Medienbericht: Deutschland gegen Beschlagnahme russischer Gelder – aus Angst vor Reparationen
Berlin habe sich als einer der schärfsten Gegner des von den USA geführten Vorstoßes erwiesen, die eingefrorenen russischen Vermögenswerte zu beschlagnahmen und der Ukraine zugute kommen zu lassen, so ein Bericht des Wall Street Journal.
Hintergrund seien Befürchtungen Deutschlands, dass die Beschlagnahme der Gelder einen Präzedenzfall schaffen und neue Klagen wegen Verbrechen aus der Zeit des Zweiten Weltkriegs nach sich ziehen könnten.
Diese Befürchtungen gefährdeten das Schicksal dieses Vorhabens. "Die USA und Großbritannien sind der Meinung, dass der Erfolg der Initiative entscheidend für einen ukrainischen Sieg ist, aber ohne eine breite europäische Unterstützung gibt es kaum eine Chance auf Fortschritte", so die US-Zeitung.
Die Mittel – es geht um Vermögenswerte in Höhe von rund 300 Milliarden US-Dollar – "würden die angeschlagenen ukrainischen Streitkräfte stärken und den Wiederaufbau des Landes unterstützen".
Zwei Drittel der eingefrorenen Gelder lagern in europäischen Clearinghäusern.

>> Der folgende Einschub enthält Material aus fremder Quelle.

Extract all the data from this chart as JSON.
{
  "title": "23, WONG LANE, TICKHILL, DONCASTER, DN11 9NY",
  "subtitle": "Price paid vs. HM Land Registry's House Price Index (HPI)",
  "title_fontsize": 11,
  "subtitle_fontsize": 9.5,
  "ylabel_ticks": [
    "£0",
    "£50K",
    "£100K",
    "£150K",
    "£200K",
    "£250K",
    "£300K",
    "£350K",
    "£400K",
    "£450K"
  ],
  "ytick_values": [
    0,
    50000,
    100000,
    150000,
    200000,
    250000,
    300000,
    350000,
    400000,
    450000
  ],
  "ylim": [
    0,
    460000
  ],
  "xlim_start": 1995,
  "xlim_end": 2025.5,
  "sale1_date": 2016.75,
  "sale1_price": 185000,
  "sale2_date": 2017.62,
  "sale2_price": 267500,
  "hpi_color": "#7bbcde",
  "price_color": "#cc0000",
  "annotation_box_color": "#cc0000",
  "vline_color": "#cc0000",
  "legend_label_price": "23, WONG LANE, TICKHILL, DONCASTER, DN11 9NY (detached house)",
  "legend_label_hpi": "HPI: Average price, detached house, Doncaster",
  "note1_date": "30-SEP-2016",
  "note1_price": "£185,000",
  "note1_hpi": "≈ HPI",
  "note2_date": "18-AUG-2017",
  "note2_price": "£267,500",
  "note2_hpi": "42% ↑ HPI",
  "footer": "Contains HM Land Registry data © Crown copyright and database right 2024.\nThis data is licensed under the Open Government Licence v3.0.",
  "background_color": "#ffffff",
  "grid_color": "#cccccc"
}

Wie das WSJ anmerkt, hat sich Deutschland vor einem Monat dafür ausgesprochen, "Zufallsgewinne" auf die eingefrorenen Guthaben an Kiew zu transferieren. Wobei es sich bei dem Begriff um eine Wortschöpfung von Bundeskanzler Olaf Scholz handelt, um dem nach internationalem Recht illegalen Vorhaben den Anschein von Legitimität zu verleihen. Tatsächlich geht es um Zinsgewinne aus den Vermögenswerten, auf die natürlich die Eigentümer dieser Werte rechtmäßig Anspruch haben.
Was jedoch die vollständige Beschlagnahme der eingefrorenen Gelder betrifft, so zögern laut dem WSJ nicht nur Berlin, sondern auch Paris, Rom und die EZB, die einen Einbruch des internationale Vertrauens in den Euro befürchten. Auch die G7 sind demnach gespalten. "Japan, das selbst Reparationsforderungen von Südkorea und anderen Nachbarn hat, lehnt den Schritt ab."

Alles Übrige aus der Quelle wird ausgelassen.